En lugar de explicar que “todos esos años de esfuerzos y sufrimiento” pueden llevar a una guerra civil, Bush ofreció “la conocida y exaltada retórica sobre el avance de la libertad”, agregó el diario neoyorquino.
Tampoco ahorró críticas The Washington Post. “Una vez más, el presidente perdió una oportunidad de sincerarse con los estadounidenses”, escribió en su editorial. “Eludir la dura realidad de Irak va de la mano con resistirse a describir honestamente el probable precio del éxito”, agregó.
La insurgencia iraquí, afirmó el diario, “no se está debilitando”, las tropas iraquíes “no estarán listas para reemplazar a los militares estadounidenses durante varios años”, aseguró también el Post.

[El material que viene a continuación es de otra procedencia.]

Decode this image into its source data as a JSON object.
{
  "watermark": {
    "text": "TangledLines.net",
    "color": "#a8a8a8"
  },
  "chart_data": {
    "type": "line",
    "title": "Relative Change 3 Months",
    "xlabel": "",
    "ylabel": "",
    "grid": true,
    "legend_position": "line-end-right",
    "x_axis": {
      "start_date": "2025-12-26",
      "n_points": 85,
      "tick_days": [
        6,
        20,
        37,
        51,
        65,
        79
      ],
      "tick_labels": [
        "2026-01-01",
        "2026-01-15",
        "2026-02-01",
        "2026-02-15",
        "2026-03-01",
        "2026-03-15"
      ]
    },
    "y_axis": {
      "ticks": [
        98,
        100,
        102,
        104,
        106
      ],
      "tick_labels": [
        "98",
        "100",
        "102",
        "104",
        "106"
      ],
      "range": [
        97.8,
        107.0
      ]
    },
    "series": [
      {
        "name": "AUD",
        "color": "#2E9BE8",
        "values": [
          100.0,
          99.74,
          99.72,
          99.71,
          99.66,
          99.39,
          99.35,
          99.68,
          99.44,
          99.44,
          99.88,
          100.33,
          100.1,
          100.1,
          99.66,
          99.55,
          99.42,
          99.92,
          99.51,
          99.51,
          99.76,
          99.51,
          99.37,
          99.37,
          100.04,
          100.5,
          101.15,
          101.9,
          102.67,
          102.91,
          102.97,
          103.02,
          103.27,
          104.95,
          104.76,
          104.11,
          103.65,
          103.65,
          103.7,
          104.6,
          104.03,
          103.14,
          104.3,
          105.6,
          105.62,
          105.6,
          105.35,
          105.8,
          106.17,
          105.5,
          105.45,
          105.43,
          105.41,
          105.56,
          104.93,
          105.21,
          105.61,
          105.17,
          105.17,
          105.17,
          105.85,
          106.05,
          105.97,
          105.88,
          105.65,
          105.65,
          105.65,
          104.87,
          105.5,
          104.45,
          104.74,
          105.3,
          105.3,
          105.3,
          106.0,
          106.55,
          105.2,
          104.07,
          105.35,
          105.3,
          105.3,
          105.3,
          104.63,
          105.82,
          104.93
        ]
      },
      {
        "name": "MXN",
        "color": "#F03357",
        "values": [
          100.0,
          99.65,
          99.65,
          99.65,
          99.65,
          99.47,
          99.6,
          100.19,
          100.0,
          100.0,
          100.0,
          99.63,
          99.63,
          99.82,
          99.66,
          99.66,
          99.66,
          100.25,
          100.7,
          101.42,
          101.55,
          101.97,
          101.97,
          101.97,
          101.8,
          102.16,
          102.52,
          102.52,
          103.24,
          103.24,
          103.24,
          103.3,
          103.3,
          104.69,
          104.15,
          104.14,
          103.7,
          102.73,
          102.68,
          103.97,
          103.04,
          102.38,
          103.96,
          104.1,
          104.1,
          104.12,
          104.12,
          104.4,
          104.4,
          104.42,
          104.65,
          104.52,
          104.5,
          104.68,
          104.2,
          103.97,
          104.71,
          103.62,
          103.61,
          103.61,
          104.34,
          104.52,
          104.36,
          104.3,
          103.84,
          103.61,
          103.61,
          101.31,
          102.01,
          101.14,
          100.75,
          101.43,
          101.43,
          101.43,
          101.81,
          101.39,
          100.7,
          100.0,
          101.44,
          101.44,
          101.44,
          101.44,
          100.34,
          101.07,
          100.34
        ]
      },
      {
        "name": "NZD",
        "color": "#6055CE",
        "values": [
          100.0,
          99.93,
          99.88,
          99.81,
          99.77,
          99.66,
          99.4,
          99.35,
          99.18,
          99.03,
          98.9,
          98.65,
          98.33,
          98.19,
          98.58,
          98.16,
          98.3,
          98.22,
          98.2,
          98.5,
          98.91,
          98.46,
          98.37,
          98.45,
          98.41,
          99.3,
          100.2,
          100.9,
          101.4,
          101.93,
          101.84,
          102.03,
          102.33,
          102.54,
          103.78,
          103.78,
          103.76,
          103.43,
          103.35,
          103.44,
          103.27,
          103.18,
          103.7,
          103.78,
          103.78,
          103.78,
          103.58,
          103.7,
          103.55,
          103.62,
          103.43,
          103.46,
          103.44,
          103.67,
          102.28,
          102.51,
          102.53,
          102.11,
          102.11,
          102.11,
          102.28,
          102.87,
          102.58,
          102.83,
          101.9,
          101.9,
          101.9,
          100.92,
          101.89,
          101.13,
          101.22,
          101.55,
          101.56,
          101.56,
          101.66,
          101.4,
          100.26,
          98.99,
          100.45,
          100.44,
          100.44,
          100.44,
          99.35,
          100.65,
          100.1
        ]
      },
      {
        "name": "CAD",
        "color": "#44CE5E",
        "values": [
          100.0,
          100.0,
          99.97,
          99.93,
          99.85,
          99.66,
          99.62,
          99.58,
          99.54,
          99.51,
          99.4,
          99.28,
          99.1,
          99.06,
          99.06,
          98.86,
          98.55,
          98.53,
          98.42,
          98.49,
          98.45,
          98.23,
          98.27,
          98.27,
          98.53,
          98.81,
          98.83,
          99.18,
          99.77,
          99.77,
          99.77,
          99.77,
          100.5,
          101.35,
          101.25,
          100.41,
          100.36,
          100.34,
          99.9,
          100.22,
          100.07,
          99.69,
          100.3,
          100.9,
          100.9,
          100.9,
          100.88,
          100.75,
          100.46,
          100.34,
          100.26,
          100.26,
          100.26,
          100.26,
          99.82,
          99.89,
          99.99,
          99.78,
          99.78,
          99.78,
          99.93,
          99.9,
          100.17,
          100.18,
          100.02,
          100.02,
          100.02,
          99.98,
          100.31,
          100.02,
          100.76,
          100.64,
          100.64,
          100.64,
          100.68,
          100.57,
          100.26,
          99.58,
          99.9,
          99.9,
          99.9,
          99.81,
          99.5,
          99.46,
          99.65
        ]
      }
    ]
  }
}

El USA Today fue más benévolo y consideró el discurso “un tardío esfuerzo para restaurar la confianza de la nación y ganar tiempo”, algo que “evidencia una actitud sensata y firme para enfrentar el caos en que se ha convertido Irak”. Con todo, señaló que “no hubo un reconocimiento de los errores que muchos estadounidenses ven ahora claramente, pero que Bush parece no poder o no querer reconocer”.
Los ataques al discurso de Bush se hicieron oír también entre los congresistas demócratas, sobre todo porque el mandatario apeló una vez más a los ataques contra las Torres Gemelas y el Pentágono para justificar la guerra en Irak, aunque la propia comisión investigadora oficial descartó la supuesta relación entre el ex dictador iraquí Saddam Hussein y los atentados.
También fue rechazado su anuncio de que planea mantener sus tropas en el país del Golfo Pérsico, sin enviar refuerzos para los casi 140.000 soldados que permanecen allí.
Para el senador demócrata Joseph Biden, “el actual curso no llevará al éxito. No tenemos suficientes soldados en tierra ahora para lanzar una verdadera ofensiva contrainsurgente”. También sumaron sus voces algunos republicanos, como el senador John McCain, quien remarcó que desde el principio no ha habido suficientes soldados en el terreno.
La Casa Blanca, en tanto, rechazó las acusaciones demócratas. El portavoz presidencial, Scott McClellan, argumentó que Bush no sacó a relucir los atentados como causa de la guerra sino para resaltar la importancia de optar por la ofensiva para hacer frente a los terroristas.
Aunque el discurso de Bush tenía oficialmente el objetivo de conmemorar el primer aniversario de la devolución de la soberanía a los iraquíes, también fue un intento por defender su estrategia ante la escalada de la violencia en el país árabe, donde más de 1.740 soldados estadounidenses murieron desde el comienzo de la guerra, en marzo de 2003.
Al mismo tiempo, en el Parlamento de Londres, el premier británico Tony Blair aseguró ayer que está “contento” de que su país haya invadido Irak junto a Estados Unidos para derribar el régimen de Saddam Hussein y abrir camino a un gobierno electo.